Both countries run a two-tier healthcare system: public insurance backed by private clinics for foreign residents. The Bulgarian private clinics (Acibadem Sofia, Tokuda, Hill Clinic) are excellent. The Serbian equivalents (Bel Medic, MediGroup, Euromedik) match them on most specialties. Costs are similar within 10 to 15 percent. International schools sit at similar price points. Sofia's Anglo-American School (12,500 to 22,000 euros) and British School Sofia are well-established. Belgrade's IB-track schools run 12,000 to 28,000 euros. Sofia's top tier is slightly less expensive than Belgrade's top tier (BISB, ISB at 24,000 to 28,000).
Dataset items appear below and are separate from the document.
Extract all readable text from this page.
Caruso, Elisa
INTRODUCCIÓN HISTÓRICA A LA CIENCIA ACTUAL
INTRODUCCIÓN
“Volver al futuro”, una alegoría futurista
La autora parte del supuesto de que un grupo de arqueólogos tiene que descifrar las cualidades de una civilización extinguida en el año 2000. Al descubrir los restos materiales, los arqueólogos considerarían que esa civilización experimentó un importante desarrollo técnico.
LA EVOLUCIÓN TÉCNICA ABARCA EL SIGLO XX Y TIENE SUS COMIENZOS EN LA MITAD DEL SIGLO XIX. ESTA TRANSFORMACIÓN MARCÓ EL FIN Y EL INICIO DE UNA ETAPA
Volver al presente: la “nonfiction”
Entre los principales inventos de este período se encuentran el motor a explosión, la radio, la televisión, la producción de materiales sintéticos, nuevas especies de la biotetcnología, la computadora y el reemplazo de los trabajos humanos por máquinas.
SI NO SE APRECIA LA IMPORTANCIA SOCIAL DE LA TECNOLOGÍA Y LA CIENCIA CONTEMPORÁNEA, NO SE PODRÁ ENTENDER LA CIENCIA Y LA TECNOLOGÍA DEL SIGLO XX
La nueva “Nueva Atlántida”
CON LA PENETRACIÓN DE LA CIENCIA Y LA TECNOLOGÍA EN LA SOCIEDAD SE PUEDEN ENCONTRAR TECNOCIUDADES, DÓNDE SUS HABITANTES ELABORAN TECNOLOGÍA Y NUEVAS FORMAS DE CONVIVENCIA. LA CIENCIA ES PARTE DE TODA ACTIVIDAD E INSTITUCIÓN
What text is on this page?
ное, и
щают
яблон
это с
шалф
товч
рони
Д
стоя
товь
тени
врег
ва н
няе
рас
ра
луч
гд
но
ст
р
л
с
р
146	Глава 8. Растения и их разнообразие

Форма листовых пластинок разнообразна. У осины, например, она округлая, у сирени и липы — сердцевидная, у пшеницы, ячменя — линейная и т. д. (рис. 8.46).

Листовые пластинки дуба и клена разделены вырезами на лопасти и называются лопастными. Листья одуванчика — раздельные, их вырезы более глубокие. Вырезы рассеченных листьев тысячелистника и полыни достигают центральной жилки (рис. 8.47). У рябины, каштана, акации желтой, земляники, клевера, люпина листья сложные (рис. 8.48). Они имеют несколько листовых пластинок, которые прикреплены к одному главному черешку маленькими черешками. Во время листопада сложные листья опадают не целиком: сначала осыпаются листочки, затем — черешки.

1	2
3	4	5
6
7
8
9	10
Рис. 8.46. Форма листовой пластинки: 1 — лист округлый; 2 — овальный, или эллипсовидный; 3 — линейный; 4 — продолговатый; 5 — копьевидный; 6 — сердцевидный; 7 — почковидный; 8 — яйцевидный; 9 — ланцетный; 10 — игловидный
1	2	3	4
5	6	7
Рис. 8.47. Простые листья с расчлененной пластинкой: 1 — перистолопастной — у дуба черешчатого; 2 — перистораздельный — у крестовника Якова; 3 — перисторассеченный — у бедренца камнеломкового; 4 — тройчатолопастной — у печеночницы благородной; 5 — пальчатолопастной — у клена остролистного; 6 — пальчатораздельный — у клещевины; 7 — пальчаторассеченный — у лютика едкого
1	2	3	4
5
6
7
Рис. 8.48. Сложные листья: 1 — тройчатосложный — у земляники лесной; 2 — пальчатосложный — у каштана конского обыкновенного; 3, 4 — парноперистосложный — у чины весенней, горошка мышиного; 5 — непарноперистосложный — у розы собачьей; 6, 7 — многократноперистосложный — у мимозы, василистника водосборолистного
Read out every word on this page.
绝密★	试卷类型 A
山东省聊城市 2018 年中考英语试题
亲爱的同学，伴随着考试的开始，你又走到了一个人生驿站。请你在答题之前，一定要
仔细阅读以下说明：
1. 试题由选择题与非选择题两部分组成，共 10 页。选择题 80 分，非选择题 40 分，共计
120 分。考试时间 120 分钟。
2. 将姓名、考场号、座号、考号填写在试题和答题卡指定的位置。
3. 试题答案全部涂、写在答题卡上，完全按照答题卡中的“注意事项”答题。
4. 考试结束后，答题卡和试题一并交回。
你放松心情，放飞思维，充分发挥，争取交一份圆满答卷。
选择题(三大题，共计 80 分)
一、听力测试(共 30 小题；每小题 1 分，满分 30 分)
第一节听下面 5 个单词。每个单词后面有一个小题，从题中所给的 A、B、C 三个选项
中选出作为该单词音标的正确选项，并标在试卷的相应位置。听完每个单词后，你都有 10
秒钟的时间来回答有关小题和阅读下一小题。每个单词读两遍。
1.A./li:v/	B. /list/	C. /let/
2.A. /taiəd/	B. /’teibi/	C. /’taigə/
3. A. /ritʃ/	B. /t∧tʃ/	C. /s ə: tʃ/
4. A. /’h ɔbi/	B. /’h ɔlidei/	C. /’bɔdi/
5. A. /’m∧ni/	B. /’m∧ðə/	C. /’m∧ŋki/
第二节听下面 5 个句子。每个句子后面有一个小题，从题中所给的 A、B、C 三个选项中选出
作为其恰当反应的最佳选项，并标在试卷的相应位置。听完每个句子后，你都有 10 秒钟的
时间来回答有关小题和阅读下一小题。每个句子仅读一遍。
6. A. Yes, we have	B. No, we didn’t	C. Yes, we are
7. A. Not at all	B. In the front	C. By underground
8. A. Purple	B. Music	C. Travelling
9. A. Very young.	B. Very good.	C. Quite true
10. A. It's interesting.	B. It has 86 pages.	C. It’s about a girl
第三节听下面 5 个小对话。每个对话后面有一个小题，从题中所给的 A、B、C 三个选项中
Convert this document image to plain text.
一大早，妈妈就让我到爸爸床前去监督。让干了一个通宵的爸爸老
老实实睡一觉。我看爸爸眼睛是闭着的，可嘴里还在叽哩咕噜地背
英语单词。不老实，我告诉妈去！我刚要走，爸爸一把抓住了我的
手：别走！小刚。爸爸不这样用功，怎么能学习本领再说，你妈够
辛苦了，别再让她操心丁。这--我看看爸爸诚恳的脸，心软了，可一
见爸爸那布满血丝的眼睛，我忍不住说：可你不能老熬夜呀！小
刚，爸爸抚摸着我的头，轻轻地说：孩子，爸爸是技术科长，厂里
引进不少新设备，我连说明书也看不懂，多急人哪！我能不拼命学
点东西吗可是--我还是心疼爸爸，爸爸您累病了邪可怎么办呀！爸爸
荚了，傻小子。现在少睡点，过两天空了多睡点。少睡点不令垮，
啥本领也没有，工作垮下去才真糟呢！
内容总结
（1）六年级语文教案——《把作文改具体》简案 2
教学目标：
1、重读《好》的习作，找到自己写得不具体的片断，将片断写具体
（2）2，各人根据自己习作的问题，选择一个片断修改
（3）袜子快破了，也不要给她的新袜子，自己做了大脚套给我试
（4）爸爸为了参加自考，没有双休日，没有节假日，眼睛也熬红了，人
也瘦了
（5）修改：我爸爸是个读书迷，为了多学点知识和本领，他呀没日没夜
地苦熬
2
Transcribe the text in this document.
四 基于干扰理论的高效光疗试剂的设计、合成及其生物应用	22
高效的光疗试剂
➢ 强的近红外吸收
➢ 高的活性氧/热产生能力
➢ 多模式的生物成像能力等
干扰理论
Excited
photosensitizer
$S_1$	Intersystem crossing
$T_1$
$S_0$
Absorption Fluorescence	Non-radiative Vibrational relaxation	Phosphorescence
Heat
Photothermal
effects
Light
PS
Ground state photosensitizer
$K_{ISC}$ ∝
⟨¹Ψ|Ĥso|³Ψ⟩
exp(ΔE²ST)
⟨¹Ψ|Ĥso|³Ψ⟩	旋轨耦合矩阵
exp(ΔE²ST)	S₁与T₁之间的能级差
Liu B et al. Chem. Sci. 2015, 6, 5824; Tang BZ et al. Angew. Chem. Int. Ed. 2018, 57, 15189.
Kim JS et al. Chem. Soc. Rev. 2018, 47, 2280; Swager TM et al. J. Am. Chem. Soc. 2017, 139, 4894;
For a family of two children in international school, the annual saving in Sofia is around 4,000 to 6,000 euros.

Our take

Bulgaria wins for the buyer who needs Schengen movement, runs a business that benefits from low corporate tax, or invests through brokerage accounts where the 10 percent capital gains rate matters. Eurozone membership since 1 January 2026 removes currency risk on a portion of net worth. For an entrepreneur or a wealth-preservation profile, Bulgaria is the more tax-efficient and the more EU-integrated of the two. Serbia wins for the buyer who wants the faster path to permanent residency (three years versus five), a deeper city life in Belgrade, and a more open political and cultural environment. The capital is more interesting to live in. The international school depth is greater. The path to citizenship is six years rather than ten. If you are not running a business and not needing Schengen movement, Serbia is the better lifestyle bet. For a buyer optimising tax efficiency on a large active income, Bulgaria is the right choice and the answer is not close. For a buyer optimising lifestyle, city character, and faster residency, Serbia wins. A common pattern in our client base: Bulgarian tax residency for the income, Serbian property for the home.